Тот, кто любит человека или вещь, не зная его или её, становится добычею того, что он никак не любил бы, если б только видел насквозь.
Высшая хитрость ненасытно честолюбивых состоит в том, чтобы скрывать свое презрение к людям, которое вызывает у них один вид льстецов: наоборот, они желают казаться любезными и к ним, словно бог, не ведающий ничего, кроме любезности.
Доброта вырабатывалась по большей части благодаря длительному притворству, стремившемуся прикинуться добротой: всюду, где была большая власть, люди осознавали необходимость именно этого вида притворства - ведь оно внушает уверенность и доверие и во сто крат увеличивает действительный капитал физической власти. Ложь - если и не мать, то хотя бы кормилица доброты. Честность тоже по большей части выросла под сенью потребности создавать впечатление честности и добропорядочности.

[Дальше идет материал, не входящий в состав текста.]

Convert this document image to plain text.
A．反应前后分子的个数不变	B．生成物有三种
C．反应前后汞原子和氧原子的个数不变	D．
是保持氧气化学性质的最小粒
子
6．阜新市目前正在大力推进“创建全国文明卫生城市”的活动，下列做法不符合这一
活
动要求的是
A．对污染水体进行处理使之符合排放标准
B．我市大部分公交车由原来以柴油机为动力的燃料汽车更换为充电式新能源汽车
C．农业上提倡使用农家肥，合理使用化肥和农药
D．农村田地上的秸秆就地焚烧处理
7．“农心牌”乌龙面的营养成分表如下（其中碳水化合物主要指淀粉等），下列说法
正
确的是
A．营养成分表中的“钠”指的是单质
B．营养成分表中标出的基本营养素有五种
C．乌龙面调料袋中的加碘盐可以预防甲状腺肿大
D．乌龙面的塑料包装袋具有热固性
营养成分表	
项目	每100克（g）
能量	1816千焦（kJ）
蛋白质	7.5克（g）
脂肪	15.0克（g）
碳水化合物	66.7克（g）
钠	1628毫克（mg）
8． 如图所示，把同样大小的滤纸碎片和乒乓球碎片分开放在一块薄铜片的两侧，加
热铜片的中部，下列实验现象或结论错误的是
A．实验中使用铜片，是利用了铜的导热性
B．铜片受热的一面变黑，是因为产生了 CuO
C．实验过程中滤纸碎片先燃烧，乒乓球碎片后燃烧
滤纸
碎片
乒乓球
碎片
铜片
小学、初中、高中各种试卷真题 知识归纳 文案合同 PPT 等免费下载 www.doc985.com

Он в беде, и вот к нему приходят, чтобы "сострадать"; гости принимаются на все лады расписывать ему беду; наконец, довольные и возвысившиеся душою, уходят прочь: они полюбовались на ужас бедняги, как на собственный ужас, и хорошо провели послеобеденное время.
Неужто все блаженство любви, состоящее в безусловном доверии, может когда-либо выпасть на долю иных людей, чем глубоко недоверчивых, злых и желчных? Ведь они вкушают в ней чудовищное, несбыточное для ума и невероятное исключение из своей души! В один прекрасный день на них снисходит то безбрежное, сноподобное ощущение, от которого так отличается вся их остальная, и скрытая и явная, жизнь: оно подобно драгоценной тайне и чуду, полными золотого сияния и выходящими за пределы всех слов и образов.
Если сильная натура не склонна к жестокости и не всегда занята собою, она непроизвольно стремится к изящному: это её отличительная черта. А вот характеры слабые любят судить о вещах строго - они пристраиваются к хулителям человечества, к религиозным или философским очернителям бытия либо уходят в область строгих нравов и неудобных "жизненных призваний": таким путем они стремятся выработать в себе хоть какой-то характер и некое подобие силы. И тоже делают это непроизвольно.
Чувство, гласящее: "Я - средоточие мира!", проявляется очень сильно, когда на нас внезапно нападает стыд; мы стоим, словно со всех сторон оглушенные грохотом, и чувствуем себя прикованными к одному огромному оку, что отовсюду глядит на нас и сквозь нас.
Посредственное считает себя прекрасным; оно не виновато в том, что в глазах необычайного выглядит грубым и прозаичным, а следовательно - безобразным.
"Сила, которой причиняют много зла, на которую держат много зла, гораздо лучше бессилия, которой делают только добро", - так чувствовали дело греки. Иными словами: ощущение силы они ценили выше, чем какую бы то ни было пользу и доброе имя.